Perquisizione a Milano per indagine Sarajevo
Le autorità hanno condotto una perquisizione questa mattina. L'operazione si è svolta nell'abitazione di un indagato. L'uomo ha 65 anni. Risiede nella zona dell'Alessandrino.
L'indagine riguarda presunti cecchini operativi a Sarajevo. Gli eventi risalgono agli anni '90. I fatti sono al vaglio dei pubblici ministeri di Milano. L'operazione di oggi ha dato esiti positivi. I carabinieri del Ros hanno eseguito la perquisizione. Hanno agito su delega della procura.
Sequestrati foto e silenziatore
Durante la perquisizione sono stati trovati oggetti rilevanti. È stata sequestrata una fotografia. L'immagine è stata definita "significativa".
La foto ritrae l'indagato. Indossa attrezzatura tecnica. È stato trovato anche un silenziatore. Questi elementi sono stati rinvenuti nell'abitazione dell'uomo.
L'indagato è uno dei quattro coinvolti. Sono tutti accusati di omicidio. L'inchiesta mira a chiarire i fatti di Sarajevo. L'uomo non aveva risposto alle domande precedenti. Il suo interrogatorio si era svolto tempo fa.
Testimonianze alla base dell'indagine
Le indagini si basano su testimonianze cruciali. Le dichiarazioni provengono da ex familiari. Nello specifico, sono state ascoltate l'ex moglie e l'ex compagna dell'indagato.
Le loro testimonianze hanno fornito elementi importanti. Hanno permesso di indirizzare le indagini. La perquisizione odierna è una conseguenza diretta. I pubblici ministeri coinvolti sono Alessandro Gobbis. Collabora il procuratore Marcello Viola.
L'operazione mira a raccogliere ulteriori prove. Si cerca di ricostruire gli eventi di quel periodo. La fotografia sequestrata potrebbe fornire indizi chiave. Anche il silenziatore è un elemento di interesse investigativo.
Contesto storico e indagine in corso
I fatti contestati si sono verificati negli anni '90. Sarajevo era teatro di eventi drammatici. L'inchiesta cerca di fare luce su presunti omicidi commessi in quel contesto.
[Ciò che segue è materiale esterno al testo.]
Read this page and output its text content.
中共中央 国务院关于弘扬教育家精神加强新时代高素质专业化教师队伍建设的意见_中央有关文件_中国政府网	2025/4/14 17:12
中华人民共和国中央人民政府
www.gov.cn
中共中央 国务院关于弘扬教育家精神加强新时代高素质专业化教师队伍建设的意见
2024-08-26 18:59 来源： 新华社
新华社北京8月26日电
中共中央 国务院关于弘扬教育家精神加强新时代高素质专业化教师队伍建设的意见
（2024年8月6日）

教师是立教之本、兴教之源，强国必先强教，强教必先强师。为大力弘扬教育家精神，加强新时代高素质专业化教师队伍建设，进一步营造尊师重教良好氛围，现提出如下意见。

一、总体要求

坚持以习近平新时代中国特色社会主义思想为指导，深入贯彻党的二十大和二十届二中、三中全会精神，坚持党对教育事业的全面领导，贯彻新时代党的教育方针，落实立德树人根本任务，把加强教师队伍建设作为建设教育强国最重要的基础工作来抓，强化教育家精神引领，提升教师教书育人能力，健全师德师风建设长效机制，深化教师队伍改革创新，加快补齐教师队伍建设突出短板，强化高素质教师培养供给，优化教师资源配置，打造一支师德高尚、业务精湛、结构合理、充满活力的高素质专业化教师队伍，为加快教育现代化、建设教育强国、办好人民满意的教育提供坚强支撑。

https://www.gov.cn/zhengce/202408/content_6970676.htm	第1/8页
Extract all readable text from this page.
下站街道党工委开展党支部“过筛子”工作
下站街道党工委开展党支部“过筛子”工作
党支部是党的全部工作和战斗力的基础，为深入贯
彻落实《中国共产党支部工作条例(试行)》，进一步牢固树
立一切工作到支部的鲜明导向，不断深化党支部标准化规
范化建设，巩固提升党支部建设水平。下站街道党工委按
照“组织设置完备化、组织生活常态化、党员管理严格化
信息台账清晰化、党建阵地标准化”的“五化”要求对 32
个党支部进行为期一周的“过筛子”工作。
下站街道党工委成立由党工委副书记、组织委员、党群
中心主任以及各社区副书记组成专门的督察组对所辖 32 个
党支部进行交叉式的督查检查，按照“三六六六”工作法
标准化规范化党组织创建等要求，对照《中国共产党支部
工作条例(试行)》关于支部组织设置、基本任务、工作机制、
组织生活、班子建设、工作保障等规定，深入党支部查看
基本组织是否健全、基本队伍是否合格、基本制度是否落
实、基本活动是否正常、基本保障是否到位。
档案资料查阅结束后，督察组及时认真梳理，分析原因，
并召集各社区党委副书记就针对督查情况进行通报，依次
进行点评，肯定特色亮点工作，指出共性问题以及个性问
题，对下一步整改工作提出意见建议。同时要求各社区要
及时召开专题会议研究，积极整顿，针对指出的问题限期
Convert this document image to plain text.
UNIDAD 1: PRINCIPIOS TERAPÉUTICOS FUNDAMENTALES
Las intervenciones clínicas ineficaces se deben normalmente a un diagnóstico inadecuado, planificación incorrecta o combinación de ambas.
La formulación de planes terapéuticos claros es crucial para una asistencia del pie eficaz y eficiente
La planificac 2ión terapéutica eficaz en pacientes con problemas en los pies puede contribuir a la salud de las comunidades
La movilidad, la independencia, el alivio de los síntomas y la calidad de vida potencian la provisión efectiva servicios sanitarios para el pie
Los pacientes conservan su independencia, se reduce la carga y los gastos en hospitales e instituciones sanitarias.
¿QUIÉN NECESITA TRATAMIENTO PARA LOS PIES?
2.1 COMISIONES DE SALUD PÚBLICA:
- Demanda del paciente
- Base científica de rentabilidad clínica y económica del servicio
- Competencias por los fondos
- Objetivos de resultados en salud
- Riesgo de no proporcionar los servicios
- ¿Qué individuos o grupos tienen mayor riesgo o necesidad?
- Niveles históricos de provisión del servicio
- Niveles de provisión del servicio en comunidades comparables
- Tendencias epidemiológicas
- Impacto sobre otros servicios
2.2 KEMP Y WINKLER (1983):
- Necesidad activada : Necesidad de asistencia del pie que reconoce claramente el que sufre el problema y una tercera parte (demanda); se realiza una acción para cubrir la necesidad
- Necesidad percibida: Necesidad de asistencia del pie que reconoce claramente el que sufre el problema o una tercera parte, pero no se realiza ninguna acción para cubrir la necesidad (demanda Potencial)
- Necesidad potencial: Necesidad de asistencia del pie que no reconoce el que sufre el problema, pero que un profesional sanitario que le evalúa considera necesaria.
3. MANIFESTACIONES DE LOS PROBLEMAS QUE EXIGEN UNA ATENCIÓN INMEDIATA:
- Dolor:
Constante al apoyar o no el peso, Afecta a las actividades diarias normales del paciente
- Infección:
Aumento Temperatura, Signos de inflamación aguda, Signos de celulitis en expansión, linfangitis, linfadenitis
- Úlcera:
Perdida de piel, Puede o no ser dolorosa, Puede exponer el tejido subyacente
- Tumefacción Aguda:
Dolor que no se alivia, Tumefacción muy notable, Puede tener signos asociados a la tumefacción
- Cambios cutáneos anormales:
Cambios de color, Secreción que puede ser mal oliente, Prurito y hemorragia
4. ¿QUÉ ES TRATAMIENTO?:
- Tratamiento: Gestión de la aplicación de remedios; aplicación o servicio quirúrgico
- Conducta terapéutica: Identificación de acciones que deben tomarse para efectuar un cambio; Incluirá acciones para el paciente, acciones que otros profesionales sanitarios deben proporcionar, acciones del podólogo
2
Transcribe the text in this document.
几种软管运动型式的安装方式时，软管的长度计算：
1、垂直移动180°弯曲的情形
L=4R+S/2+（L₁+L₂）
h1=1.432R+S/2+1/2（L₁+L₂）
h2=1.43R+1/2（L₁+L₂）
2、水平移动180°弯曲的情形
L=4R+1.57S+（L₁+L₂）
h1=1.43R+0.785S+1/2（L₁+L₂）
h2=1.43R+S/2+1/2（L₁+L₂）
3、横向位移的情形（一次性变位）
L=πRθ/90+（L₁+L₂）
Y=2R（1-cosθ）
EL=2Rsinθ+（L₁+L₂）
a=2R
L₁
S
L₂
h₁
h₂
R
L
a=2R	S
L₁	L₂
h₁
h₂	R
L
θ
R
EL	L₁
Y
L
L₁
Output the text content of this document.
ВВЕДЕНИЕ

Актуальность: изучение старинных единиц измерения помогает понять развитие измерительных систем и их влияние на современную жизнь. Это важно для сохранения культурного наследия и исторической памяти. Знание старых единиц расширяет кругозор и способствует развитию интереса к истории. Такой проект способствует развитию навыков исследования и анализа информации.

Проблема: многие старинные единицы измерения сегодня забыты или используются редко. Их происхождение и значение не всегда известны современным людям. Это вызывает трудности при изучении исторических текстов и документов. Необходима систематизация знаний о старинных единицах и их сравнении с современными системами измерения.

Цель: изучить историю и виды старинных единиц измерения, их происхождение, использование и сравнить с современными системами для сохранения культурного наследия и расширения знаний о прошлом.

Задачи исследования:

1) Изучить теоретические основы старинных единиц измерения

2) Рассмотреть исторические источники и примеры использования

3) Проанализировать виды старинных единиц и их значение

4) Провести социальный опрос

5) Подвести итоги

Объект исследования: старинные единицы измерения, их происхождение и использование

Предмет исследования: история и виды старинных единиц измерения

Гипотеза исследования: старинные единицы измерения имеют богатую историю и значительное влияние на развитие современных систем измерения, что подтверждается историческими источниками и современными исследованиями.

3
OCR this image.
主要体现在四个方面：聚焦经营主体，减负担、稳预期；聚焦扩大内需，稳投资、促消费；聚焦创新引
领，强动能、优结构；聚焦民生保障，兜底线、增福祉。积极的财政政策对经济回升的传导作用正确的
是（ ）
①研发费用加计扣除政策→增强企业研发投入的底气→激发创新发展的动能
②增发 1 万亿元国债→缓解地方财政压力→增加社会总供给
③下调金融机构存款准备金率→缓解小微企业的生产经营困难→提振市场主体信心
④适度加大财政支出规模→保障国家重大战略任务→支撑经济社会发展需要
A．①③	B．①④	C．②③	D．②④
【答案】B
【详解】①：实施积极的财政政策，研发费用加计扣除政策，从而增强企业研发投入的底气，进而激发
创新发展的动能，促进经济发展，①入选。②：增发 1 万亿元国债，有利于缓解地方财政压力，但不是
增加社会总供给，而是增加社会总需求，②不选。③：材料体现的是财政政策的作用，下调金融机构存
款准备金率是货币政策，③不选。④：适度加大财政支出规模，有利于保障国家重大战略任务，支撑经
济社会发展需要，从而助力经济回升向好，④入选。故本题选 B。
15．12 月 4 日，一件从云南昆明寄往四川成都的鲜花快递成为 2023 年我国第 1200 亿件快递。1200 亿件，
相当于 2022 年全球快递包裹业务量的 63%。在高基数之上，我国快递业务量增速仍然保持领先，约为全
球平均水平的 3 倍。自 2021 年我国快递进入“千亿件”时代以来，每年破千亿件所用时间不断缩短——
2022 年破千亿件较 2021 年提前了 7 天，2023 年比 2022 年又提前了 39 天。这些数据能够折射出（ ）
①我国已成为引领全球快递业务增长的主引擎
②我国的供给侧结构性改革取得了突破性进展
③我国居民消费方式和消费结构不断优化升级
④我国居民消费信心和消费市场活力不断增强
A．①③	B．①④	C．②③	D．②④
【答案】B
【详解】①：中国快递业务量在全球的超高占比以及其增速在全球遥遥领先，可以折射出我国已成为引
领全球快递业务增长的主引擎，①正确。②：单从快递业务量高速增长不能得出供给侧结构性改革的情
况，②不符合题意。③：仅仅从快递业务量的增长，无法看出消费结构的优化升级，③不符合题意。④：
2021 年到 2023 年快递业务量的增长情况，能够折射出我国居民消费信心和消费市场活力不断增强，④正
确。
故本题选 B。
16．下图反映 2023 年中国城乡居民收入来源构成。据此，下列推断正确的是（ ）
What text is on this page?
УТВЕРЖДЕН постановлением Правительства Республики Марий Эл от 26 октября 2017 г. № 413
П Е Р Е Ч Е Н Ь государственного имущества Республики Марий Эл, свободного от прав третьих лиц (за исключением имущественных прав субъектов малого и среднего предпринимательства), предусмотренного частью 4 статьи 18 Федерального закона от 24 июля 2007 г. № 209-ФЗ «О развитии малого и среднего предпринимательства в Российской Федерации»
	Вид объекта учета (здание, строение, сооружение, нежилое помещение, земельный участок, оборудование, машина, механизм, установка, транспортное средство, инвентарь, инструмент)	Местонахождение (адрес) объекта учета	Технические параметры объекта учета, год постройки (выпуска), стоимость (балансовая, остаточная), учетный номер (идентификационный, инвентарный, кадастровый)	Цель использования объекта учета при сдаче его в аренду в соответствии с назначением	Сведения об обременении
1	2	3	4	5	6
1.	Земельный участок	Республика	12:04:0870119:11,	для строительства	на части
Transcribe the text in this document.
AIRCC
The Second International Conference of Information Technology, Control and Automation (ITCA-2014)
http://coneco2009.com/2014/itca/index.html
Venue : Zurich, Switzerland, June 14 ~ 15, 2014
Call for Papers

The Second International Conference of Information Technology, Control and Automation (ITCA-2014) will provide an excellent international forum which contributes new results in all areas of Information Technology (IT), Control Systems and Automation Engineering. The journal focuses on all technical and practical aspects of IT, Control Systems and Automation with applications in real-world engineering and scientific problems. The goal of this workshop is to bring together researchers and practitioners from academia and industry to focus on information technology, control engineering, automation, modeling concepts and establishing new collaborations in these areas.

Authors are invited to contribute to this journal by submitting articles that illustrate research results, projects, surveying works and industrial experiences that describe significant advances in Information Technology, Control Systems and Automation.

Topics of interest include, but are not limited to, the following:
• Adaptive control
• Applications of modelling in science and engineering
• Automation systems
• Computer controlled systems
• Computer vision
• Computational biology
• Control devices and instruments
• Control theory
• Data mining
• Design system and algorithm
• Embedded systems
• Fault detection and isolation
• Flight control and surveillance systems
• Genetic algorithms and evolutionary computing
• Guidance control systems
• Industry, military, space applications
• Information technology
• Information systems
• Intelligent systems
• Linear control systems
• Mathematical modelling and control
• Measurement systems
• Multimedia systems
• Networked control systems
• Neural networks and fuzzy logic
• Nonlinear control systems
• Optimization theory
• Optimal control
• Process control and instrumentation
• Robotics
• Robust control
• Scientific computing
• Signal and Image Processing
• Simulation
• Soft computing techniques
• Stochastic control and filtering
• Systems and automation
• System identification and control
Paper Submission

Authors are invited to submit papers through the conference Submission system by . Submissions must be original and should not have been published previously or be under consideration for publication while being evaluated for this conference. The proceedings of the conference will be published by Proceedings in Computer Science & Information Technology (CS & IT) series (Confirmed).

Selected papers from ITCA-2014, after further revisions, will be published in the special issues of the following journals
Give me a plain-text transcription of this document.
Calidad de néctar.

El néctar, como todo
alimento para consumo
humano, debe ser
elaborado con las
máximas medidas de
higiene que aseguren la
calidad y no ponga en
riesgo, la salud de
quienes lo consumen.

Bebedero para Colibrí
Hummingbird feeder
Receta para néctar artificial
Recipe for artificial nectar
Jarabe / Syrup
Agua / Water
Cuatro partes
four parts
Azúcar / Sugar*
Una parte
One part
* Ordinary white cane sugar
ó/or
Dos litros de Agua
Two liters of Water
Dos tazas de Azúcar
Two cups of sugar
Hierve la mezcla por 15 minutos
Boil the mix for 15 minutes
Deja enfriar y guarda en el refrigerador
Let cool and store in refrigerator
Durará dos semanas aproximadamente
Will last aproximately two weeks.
La procura di Milano sta coordinando gli sforzi. L'obiettivo è accertare le responsabilità. La perquisizione odierna rappresenta un passo avanti. L'indagine è ancora in corso. Si attendono sviluppi nelle prossime settimane.
L'uomo di 65 anni è residente nell'Alessandrino. La sua abitazione è stata setacciata dai carabinieri. La collaborazione delle ex compagne è stata fondamentale. Le loro dichiarazioni hanno dato impulso all'azione giudiziaria.